Le documentaire est à retrouver ici.
En 1969, sous la présidence du général de Gaulle, s’affirme le projet de la création d’un groupe aéronautique pour faire face à la domination américaine sur le marché aéronautique mondial, incarné par Boeing. Airbus naît alors d’un accord franco-allemand. L’ascension du groupe est fulgurante. Dès 1972, Airbus fait voler son premier avion, l’A300. La rivalité franco-américaine sur le marché économique aérien se fait de plus en plus vive. Airbus, de 1993 à 2013, voit son chiffre d’affaires augmenter de manière continue. En 2008, Airbus fait un chiffre record de 45 milliards d’euros ; les commandes et les clients affluent. Lion Air, une compagnie indonésienne fait en 2010 une commande record d’A320, estimée à plus de 175 milliards d’euros.
Todd Tiahrt, sénateur du Kansas de 1995 à 2008, pointe alors du doigt cette phénoménale ascension. En effet, Airbus s’empare de 50% du commerce mondial en 2010. Corruption ? Espionnage ? Autant d’éventualités étudiées par la CIA et le FBI, et de doutes mis à la lumière du grand public. Trois ans plus tard, en 2013, Ian Foxley, ancien cadre d’Airbus, dénonce des faits de corruption chez EADS, filiale d’Airbus, évoquant des paiements secrets qui auraient été faits en juin 2010 concernant des contrats de vente d’avion dans plusieurs pays. En juin 2015, Tom Enders, président d’Airbus, charge alors John Harrison, directeur juridique d’Airbus de « l’opération mains propre », pour remettre de l’ordre dans les pratiques commerciales. Mais cela ne suffit pas, car l’enjeu est gigantesque : ces turbulences judiciaires pourraient faire s’écraser tout le marché aéronautique européen et faire décoller Boeing.
Extraterritorialité du droit américain : lutte contre la corruption ou arme de guerre économique ?

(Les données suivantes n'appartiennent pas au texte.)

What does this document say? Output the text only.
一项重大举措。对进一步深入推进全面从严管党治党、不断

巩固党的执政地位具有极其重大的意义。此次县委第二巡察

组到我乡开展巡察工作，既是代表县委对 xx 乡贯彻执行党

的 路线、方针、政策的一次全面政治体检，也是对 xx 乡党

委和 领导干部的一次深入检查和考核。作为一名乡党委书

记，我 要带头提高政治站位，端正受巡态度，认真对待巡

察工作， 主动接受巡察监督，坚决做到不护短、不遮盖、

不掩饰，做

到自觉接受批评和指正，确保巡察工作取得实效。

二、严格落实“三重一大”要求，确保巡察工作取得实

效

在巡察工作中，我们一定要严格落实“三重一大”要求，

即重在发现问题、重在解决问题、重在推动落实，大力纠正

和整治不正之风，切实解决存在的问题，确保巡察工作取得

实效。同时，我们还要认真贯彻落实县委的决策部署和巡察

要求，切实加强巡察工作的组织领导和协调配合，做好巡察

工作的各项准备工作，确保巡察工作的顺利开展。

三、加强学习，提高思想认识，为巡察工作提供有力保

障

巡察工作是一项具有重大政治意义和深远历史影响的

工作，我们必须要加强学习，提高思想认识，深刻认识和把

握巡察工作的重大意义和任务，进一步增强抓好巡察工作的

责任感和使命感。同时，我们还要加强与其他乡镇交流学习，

L’extraterritorialité du droit américain est le nom donné à l’ensemble des dispositions du droit américain qui peuvent être appliquées à des personnes physiques ou morales d’un pays tiers. Celle-ci vise principalement à lutter contre la corruption et la violation des embargos. C’est-à-dire que des entreprises étrangères peuvent être mises sous la tutelle de la juridiction américaine lorsque le pays est effectivement lié que ce soit par l’usage du dollar, de composants ou de serveurs américains. En l’occurrence, le Département de justice américain (DOJ) est alors directement concerné par les faits de corruption d’Airbus. En principe indépendant de tout pouvoir ou influence politique, comme le rappelle Tom Fox, le DOJ a pour mission de lutter contre la criminalité et la corruption dans le monde.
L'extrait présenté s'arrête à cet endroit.